Brian Candler wrote:
Supplementary question: I tried to set minssf so as to require encryption, like this:
# ldapmodify -Y EXTERNAL -H ldapi:///<<EOS dn: cn=config replace: olcSaslRealm olcSaslRealm: WS.NSRC.ORG
replace: olcSaslSecProps olcSaslSecProps: noanonymous,noplain,minssf=112 EOS
Unfortunately I now seem to have locked myself out from using the EXTERNAL mechanism:
# ldapsearch -s base -b "cn=config" -Y EXTERNAL -H ldapi:/// SASL/EXTERNAL authentication started ldap_sasl_interactive_bind_s: Inappropriate authentication (48) additional info: SASL(-15): mechanism too weak for this user: mech EXTERNAL is too weak
So: (a) it would be nice to know how to recover from this.
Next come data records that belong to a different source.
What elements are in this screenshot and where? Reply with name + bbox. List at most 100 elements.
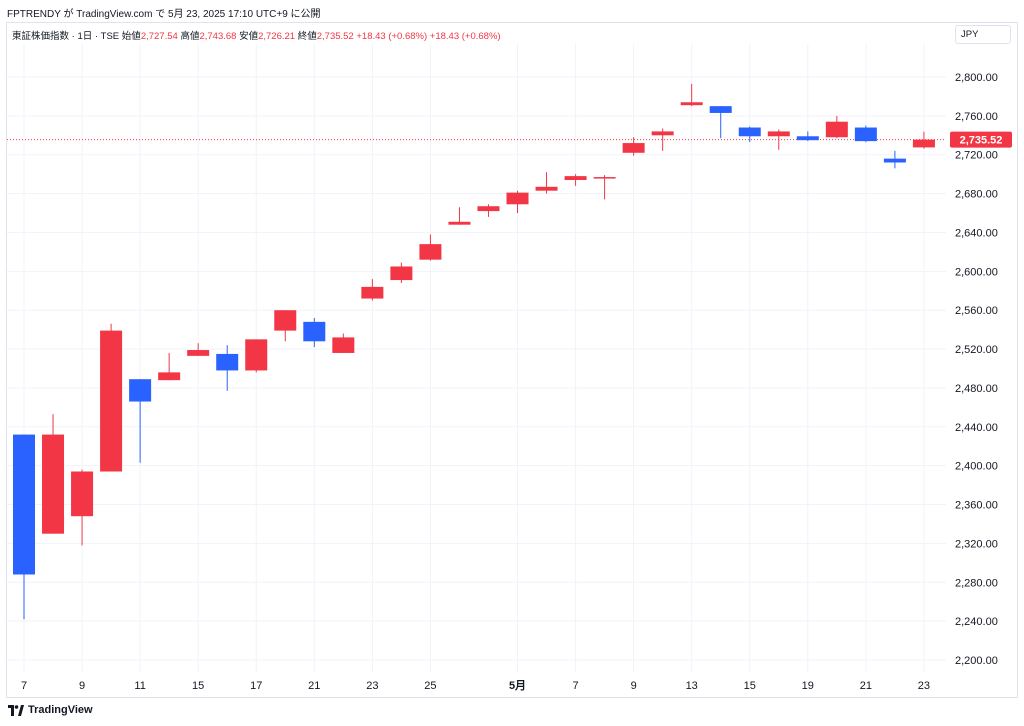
x-tick-label: 19	[802, 680, 814, 692]
candle-body	[767, 131, 790, 137]
candle-body	[13, 434, 35, 575]
y-tick-label: 2,560.00	[955, 305, 998, 317]
candle[interactable]	[42, 414, 65, 534]
candle[interactable]	[390, 262, 413, 283]
candle-body	[622, 143, 645, 153]
candle[interactable]	[274, 310, 297, 342]
high-label: 高値	[180, 31, 200, 42]
candle-body	[390, 266, 413, 281]
candle[interactable]	[825, 115, 848, 139]
x-tick-label: 11	[134, 680, 145, 692]
chart-frame	[6, 22, 1018, 698]
candle-body	[448, 221, 471, 225]
y-tick-label: 2,520.00	[955, 344, 998, 356]
candle-body	[796, 136, 819, 141]
y-tick-label: 2,400.00	[955, 461, 998, 473]
candle[interactable]	[129, 379, 152, 463]
candle[interactable]	[477, 204, 500, 217]
y-tick-label: 2,320.00	[955, 538, 998, 550]
candle[interactable]	[71, 469, 94, 546]
candle[interactable]	[796, 131, 819, 142]
candle-body	[129, 379, 152, 402]
candle-body	[912, 139, 935, 148]
candle-body	[187, 350, 210, 356]
candle[interactable]	[100, 323, 123, 472]
candle[interactable]	[912, 131, 935, 149]
last-price-tag-group: 2,735.52	[950, 131, 1012, 148]
candle-body	[506, 192, 529, 205]
candle-body	[361, 286, 384, 299]
x-tick-label: 15	[744, 680, 756, 692]
x-tick-label: 25	[424, 680, 436, 692]
candle[interactable]	[622, 137, 645, 156]
candle[interactable]	[854, 125, 877, 143]
tradingview-brand[interactable]: TradingView	[8, 704, 93, 716]
candle[interactable]	[419, 234, 442, 261]
candle[interactable]	[709, 106, 732, 139]
low-label: 安値	[239, 31, 259, 42]
candle[interactable]	[187, 343, 210, 356]
y-tick-label: 2,640.00	[955, 227, 998, 239]
candle-body	[854, 127, 877, 142]
close-label: 終値	[297, 31, 317, 42]
candle-body	[419, 244, 442, 260]
candle-body	[477, 206, 500, 212]
tradingview-logo-icon	[8, 704, 24, 716]
candle-body	[303, 321, 326, 342]
open-value: 2,727.54	[140, 31, 178, 42]
candle-body	[245, 339, 268, 371]
candle-body	[100, 330, 123, 472]
candle[interactable]	[883, 150, 906, 169]
x-tick-label: 9	[79, 680, 85, 692]
y-tick-label: 2,680.00	[955, 189, 998, 201]
candle-body	[42, 434, 65, 534]
candle[interactable]	[506, 190, 529, 214]
candle[interactable]	[535, 172, 558, 194]
candle[interactable]	[245, 339, 268, 373]
last-price-tag-text: 2,735.52	[960, 135, 1003, 147]
x-tick-label: 9	[631, 680, 637, 692]
candle[interactable]	[332, 333, 355, 353]
x-tick-label: 21	[308, 680, 320, 692]
low-value: 2,726.21	[258, 31, 296, 42]
candle-body	[593, 177, 616, 179]
candle[interactable]	[216, 345, 239, 391]
publish-info: FPTRENDY が TradingView.com で 5月 23, 2025…	[7, 9, 321, 20]
candle[interactable]	[448, 207, 471, 225]
candle[interactable]	[680, 83, 703, 107]
currency-label[interactable]: JPY	[955, 25, 1011, 44]
y-tick-label: 2,280.00	[955, 577, 998, 589]
change-value-2: +18.43 (+0.68%)	[429, 31, 501, 42]
time-axis: 7 9 11 15 17 21 23 25 5月 7 9 13 15 19 21 23	[21, 679, 930, 692]
x-tick-label: 7	[573, 680, 579, 692]
y-tick-label: 2,800.00	[955, 72, 998, 84]
candle[interactable]	[651, 128, 674, 151]
candle[interactable]	[158, 352, 181, 381]
y-tick-label: 2,760.00	[955, 111, 998, 123]
candle[interactable]	[593, 175, 616, 200]
candle-body	[564, 176, 587, 180]
candle[interactable]	[303, 317, 326, 348]
y-tick-label: 2,440.00	[955, 422, 998, 434]
y-tick-label: 2,480.00	[955, 383, 998, 395]
candle[interactable]	[738, 126, 761, 143]
candle-body	[680, 102, 703, 106]
candle[interactable]	[767, 129, 790, 150]
close-value: 2,735.52	[316, 31, 354, 42]
candle-body	[71, 471, 94, 517]
x-tick-label: 23	[366, 680, 378, 692]
y-tick-label: 2,240.00	[955, 616, 998, 628]
x-tick-label: 5月	[509, 679, 526, 692]
candle[interactable]	[13, 434, 35, 620]
x-tick-label: 17	[250, 680, 262, 692]
change-value: +18.43 (+0.68%)	[356, 31, 428, 42]
candle[interactable]	[361, 279, 384, 301]
ohlc-legend: 東証株価指数 · 1日 · TSE 始値2,727.54 高値2,743.68 …	[12, 28, 501, 42]
candles	[13, 83, 935, 620]
brand-name: TradingView	[28, 704, 93, 716]
candle-body	[651, 131, 674, 136]
candle-body	[883, 158, 906, 163]
candle[interactable]	[564, 174, 587, 186]
x-tick-label: 23	[918, 680, 930, 692]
If I stop slapd and edit /etc/ldap/slapd.d/cn=config.ldif directly, that seems to be OK, but are there any risks in directly manipulating the config in this way?
The main risk is that if you enter any typos or syntax errors, slapd will refuse to start. You should probably use slapmodify instead, so at least you'll get some syntax checking.
(b) how can I enforce encryption for Kerberos users without locking myself out of EXTERNAL?
Read the slapd-config(5) manpage, olcLocalSSF.